The Sign of One - Eugene Lambert

[I received a copy of this book through NetGalley, in exchange for an honest review.]

2.5 stars. I'm not exactly sure how to rate this novel, because it was entertaining... but nothing I've never seen before. I guess I've just read too many “dystopian YA” novels to be easily awed?

Good things:
* There's a romantice arc, but it's far from being the main focus. The characters don't act like dumbstruck hormone-governed bodies who'll place a kiss above the fate of the world.

* The sci-fi background. It could've been more developed, sure; however, the “cuckoo” theory was interesting.

* For once the “pocket world” aspect is logical! It's a dump colony, so it totally makes sense that settlements are gathered in a limited space, and not spread all over the planet. It's not an entire world that had thousand of years to evolve, and would therefore make me wonder “well what the hell is the rest of this world doing, ignoring what's happening here?”
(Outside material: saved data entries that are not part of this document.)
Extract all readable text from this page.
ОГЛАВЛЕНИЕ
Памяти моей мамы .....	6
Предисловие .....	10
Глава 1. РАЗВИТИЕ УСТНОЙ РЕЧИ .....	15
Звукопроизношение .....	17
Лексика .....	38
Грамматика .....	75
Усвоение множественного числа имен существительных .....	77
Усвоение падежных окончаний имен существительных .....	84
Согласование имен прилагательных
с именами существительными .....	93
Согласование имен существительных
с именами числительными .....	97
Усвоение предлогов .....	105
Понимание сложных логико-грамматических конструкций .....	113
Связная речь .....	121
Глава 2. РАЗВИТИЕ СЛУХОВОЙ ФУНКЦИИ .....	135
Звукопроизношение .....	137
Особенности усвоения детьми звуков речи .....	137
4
* The pacing is fairly even, as in, with a good amount of action vs. quieter moments. Life starts normal, then something happens, then there's a moment of quiet, then crap hits the fan again... I was never bored reading this story.

Things that didn't thrill me:

* The world-building: good ideas at its basis, but not really developed later. Although the “normal twin / superhuman twin” idea was nice, I'd have liked to know more about how this all came to be, and how it came one twin developed differently (they're identical twins, genetically-speaking, so what made the difference, or rather, how is this supposed to be explained?). Or the colonisationg itself: is it a bona fide (small) planet, and what happened to the previous civilisation(s), if any?
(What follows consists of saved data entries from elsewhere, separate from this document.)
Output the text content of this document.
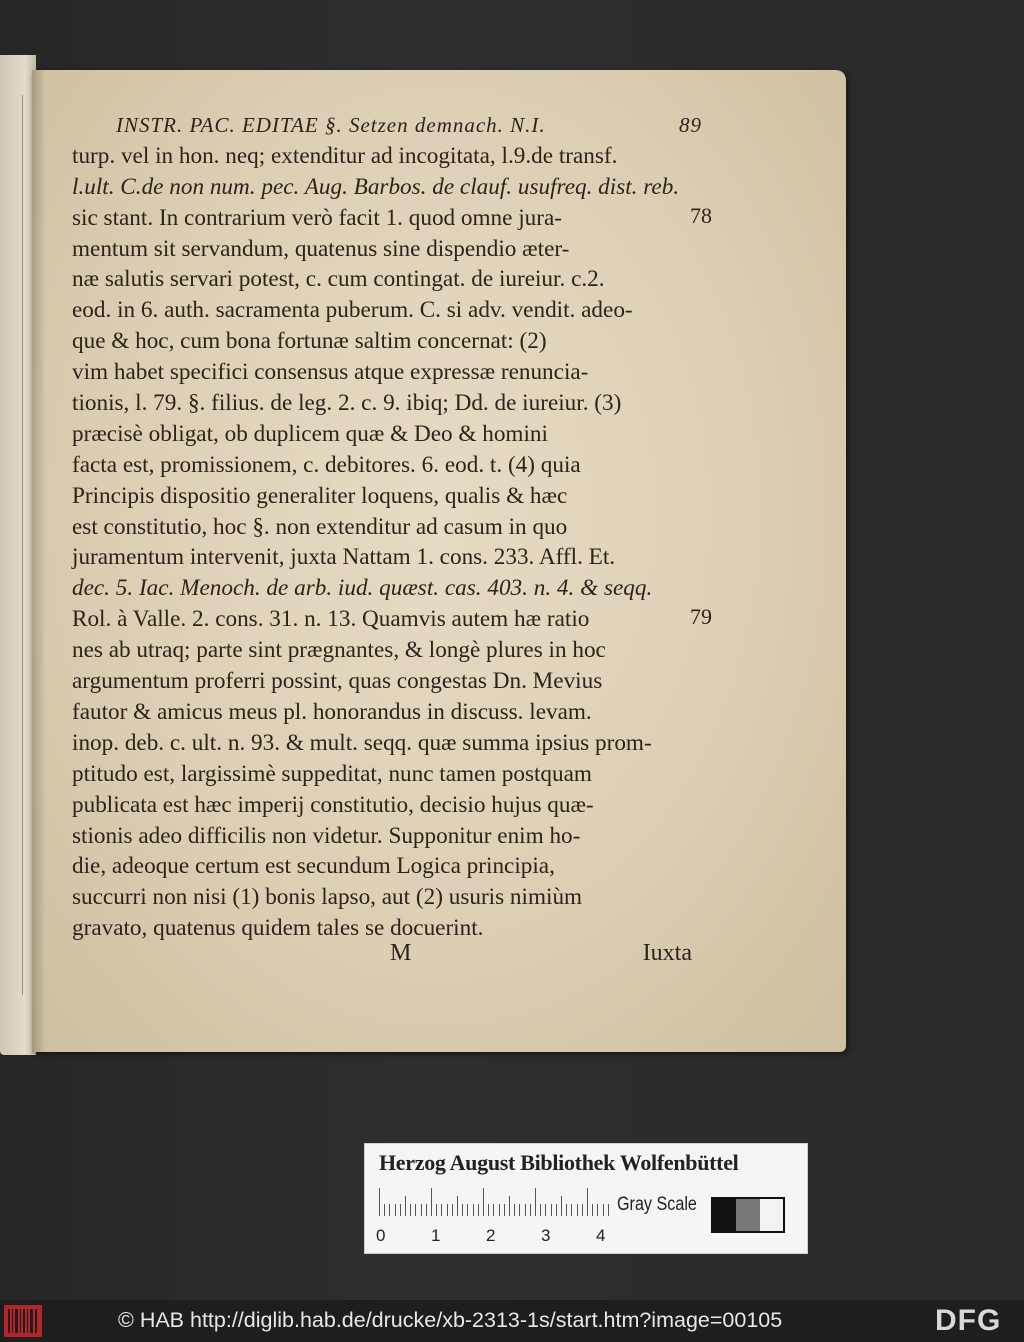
INSTR. PAC. EDITAE §. Setzen demnach. N.I.	89
turp. vel in hon. neq; extenditur ad incogitata, l.9.de transf.
l.ult. C.de non num. pec. Aug. Barbos. de clauf. usufreq. dist. reb.
sic stant. In contrarium verò facit 1. quod omne jura-
mentum sit servandum, quatenus sine dispendio æter-
næ salutis servari potest, c. cum contingat. de iureiur. c.2.
eod. in 6. auth. sacramenta puberum. C. si adv. vendit. adeo-
que & hoc, cum bona fortunæ saltim concernat: (2)
vim habet specifici consensus atque expressæ renuncia-
tionis, l. 79. §. filius. de leg. 2. c. 9. ibiq; Dd. de iureiur. (3)
præcisè obligat, ob duplicem quæ & Deo & homini
facta est, promissionem, c. debitores. 6. eod. t. (4) quia
Principis dispositio generaliter loquens, qualis & hæc
est constitutio, hoc §. non extenditur ad casum in quo
juramentum intervenit, juxta Nattam 1. cons. 233. Affl. Et.
dec. 5. Iac. Menoch. de arb. iud. quæst. cas. 403. n. 4. & seqq.
Rol. à Valle. 2. cons. 31. n. 13. Quamvis autem hæ ratio
nes ab utraq; parte sint prægnantes, & longè plures in hoc
argumentum proferri possint, quas congestas Dn. Mevius
fautor & amicus meus pl. honorandus in discuss. levam.
inop. deb. c. ult. n. 93. & mult. seqq. quæ summa ipsius prom-
ptitudo est, largissimè suppeditat, nunc tamen postquam
publicata est hæc imperij constitutio, decisio hujus quæ-
stionis adeo difficilis non videtur. Supponitur enim ho-
die, adeoque certum est secundum Logica principia,
succurri non nisi (1) bonis lapso, aut (2) usuris nimiùm
gravato, quatenus quidem tales se docuerint.
78
79
M	Iuxta
Herzog August Bibliothek Wolfenbüttel
0	1	2	3	4
Gray Scale
© HAB http://diglib.hab.de/drucke/xb-2313-1s/start.htm?image=00105	DFG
* The story is nothing original: tyrant oppressing the masses with the help of his “state police” (the Slayers), executions, a group of rebels fighting against the oppressor... There wasn't anything out of the ordinary when it came to the Saviour's government.

* Kyle has his whining moments, as well as his TSTL moments. I mean, come on. When you discover that you're not supposed to be here, and that about everyone will betray you, it doesn't take a genius to understand what you SHOULD NOT do. Running to do it is... head, meet desk.

* The aforementioned romance: why not... but also why. It feels like it's mandatory these days. Here, the story could've gone its merry way juste as well without it.

Conclusion: Not a “bad” novel, and I honestly think that, a few years ago, I'd have rated it higher. It was mildly entertaining. It just wasn't more than that for me.